Все то же самое, но со знаком минус.
Мне захотелось все это прекратить, встать, уйти и забыть, как страшный сон. Но в мою вену уже вошла игла, и я поплыла, и, уже плывя, пыталась что-то объяснить, и полетела в черноту. Наверное, именно так и умирают.
Я постоянно возвращаюсь в ту чёрную среду. Я опоздала на тридцать секунд. Мне надо было успеть сказать, что я передумала, потом встать с кресла и уйти. Потом я позвонила бы Вальке Шварцу, и он приехал бы за мной на машине и забрал к себе домой.
Ты бы позвонил вечером, мама бы сказала:
— А она у Валентина Константиновича.
— А что она там делает? — удивился бы ты.
— Не знаю. Кажется, вышла за него замуж.
Ты пришёл бы к нам. И сказал бы мне одно слово:
— Змея.
— Змея жалит только тогда, когда защищается, — ответила бы я.
–
А в остальное время это тихое, грациозное создание.
Ты бы сказал:
— Я думал, что ты моя Джульетта Друэ.
— Джульетта Друэ была слабая актриса. Она служила идее искусства через другого человека. Через Виктора Гюго. А у меня есть свой талант и своё материнство. В этом дело.
— Я думал, мы никогда не расстанемся, — сказал бы ты.
— А мы и не расстанемся. У моего сына (в мечтах это был сын) половина твоего лица. Так что мы всегда вместе.
Вот так я могла говорить с тобой, если бы послушалась Вальку. Но я не послушалась, и все стало развиваться по его сценарию.
Валька — великий сценарист.
Мы стали ссориться.
Отношения не стоят на месте. Накапливается усталость.
Ты подвозишь меня к моему дому и уже знаешь, что я не захочу сразу выйти из машины. Буду медлить. Ныть. И я медлю. Ною. Потом все-таки выхожу.
Ты срываешь машину с места, как застоявшегося коня, и мимо меня проносится твой профиль над рулём. И я вижу по профилю: ты уже не здесь. Не со мной.
Вечером ты мне звонишь. Я лежу в обнимку с телефоном.
Мама смотрит на меня и говорит:
— Дура. А он сволочь.
В конце декабря грянул мороз, и моя машина заглохла в центре города, неподалёку от твоего дома.
Я забежала в автомат, позвонила к тебе домой. Объяснила создавшуюся ситуацию. Спросила:
— Не подскочишь?
От моего дыхания шёл пар и ресницы заиндевели.

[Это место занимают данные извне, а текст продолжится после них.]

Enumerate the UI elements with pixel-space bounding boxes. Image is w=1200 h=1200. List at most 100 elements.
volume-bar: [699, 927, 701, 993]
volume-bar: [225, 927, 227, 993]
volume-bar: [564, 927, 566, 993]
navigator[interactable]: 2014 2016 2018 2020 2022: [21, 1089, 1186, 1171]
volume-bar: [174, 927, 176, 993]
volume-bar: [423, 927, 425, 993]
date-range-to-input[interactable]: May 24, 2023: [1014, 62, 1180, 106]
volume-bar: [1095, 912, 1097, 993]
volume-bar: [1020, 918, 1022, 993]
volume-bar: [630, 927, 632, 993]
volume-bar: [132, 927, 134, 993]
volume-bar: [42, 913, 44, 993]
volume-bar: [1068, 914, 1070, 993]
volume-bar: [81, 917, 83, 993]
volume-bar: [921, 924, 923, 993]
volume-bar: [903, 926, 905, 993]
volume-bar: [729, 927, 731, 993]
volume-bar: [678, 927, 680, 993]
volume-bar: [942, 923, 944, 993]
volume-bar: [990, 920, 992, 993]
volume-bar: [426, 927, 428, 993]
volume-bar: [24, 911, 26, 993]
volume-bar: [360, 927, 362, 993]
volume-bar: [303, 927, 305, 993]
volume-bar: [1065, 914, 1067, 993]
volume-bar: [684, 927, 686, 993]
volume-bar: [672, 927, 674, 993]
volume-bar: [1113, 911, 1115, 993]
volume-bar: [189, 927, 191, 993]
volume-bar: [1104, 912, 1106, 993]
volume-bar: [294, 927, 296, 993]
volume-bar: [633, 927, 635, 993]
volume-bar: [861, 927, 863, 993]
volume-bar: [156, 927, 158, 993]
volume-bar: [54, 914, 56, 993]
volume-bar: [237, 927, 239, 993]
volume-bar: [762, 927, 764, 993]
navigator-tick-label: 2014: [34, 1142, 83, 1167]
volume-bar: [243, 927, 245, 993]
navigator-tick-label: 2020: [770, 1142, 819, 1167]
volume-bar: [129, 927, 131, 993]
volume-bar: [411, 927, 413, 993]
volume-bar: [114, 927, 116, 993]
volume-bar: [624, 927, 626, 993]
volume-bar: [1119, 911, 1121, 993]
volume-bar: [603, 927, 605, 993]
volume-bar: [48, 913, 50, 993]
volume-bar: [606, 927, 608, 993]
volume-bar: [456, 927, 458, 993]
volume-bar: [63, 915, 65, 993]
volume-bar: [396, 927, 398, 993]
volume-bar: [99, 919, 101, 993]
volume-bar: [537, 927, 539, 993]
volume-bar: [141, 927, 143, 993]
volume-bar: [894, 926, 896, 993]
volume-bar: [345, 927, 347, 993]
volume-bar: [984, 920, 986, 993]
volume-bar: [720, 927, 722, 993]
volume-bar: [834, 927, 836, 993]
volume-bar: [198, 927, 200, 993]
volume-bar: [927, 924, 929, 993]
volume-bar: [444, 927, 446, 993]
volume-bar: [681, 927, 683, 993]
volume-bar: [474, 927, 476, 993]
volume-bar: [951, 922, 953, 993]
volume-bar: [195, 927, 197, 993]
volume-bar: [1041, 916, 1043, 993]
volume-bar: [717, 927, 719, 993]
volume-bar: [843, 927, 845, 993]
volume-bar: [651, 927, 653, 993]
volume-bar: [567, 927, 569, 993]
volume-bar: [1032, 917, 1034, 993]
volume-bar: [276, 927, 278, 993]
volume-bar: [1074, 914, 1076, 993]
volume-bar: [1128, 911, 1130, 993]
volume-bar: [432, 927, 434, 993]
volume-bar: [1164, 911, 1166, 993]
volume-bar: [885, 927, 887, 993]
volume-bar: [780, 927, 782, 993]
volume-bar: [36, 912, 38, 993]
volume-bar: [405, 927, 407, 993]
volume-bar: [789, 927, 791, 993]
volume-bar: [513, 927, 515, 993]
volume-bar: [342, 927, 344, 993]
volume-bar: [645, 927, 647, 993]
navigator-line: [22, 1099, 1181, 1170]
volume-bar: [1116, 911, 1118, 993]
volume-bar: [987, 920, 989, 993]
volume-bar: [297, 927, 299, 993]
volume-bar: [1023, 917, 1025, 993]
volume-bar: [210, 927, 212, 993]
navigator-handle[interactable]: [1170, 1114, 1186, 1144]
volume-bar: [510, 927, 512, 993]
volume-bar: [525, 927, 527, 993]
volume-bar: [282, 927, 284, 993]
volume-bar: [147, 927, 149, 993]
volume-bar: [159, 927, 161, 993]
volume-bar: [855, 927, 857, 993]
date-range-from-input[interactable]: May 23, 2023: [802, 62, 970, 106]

— Не подскочу, — ответил ты лёгким голосом. — Я пообещал Денису пойти с ним в «Орбиту». Я уже полгода обещаю, и все время что-то происходит.
Денис — это младший сын. «Орбита» — магазин. Значит, Дениса отменить нельзя, а меня можно. Меня можно бросить в тридцатиградусный мороз на дороге — выкручивайся, как хочешь.
Во мне что-то лопнуло. Я проговорила почти спокойно:
— Когда ты сдохнешь, я приду и плюну на твою могилу.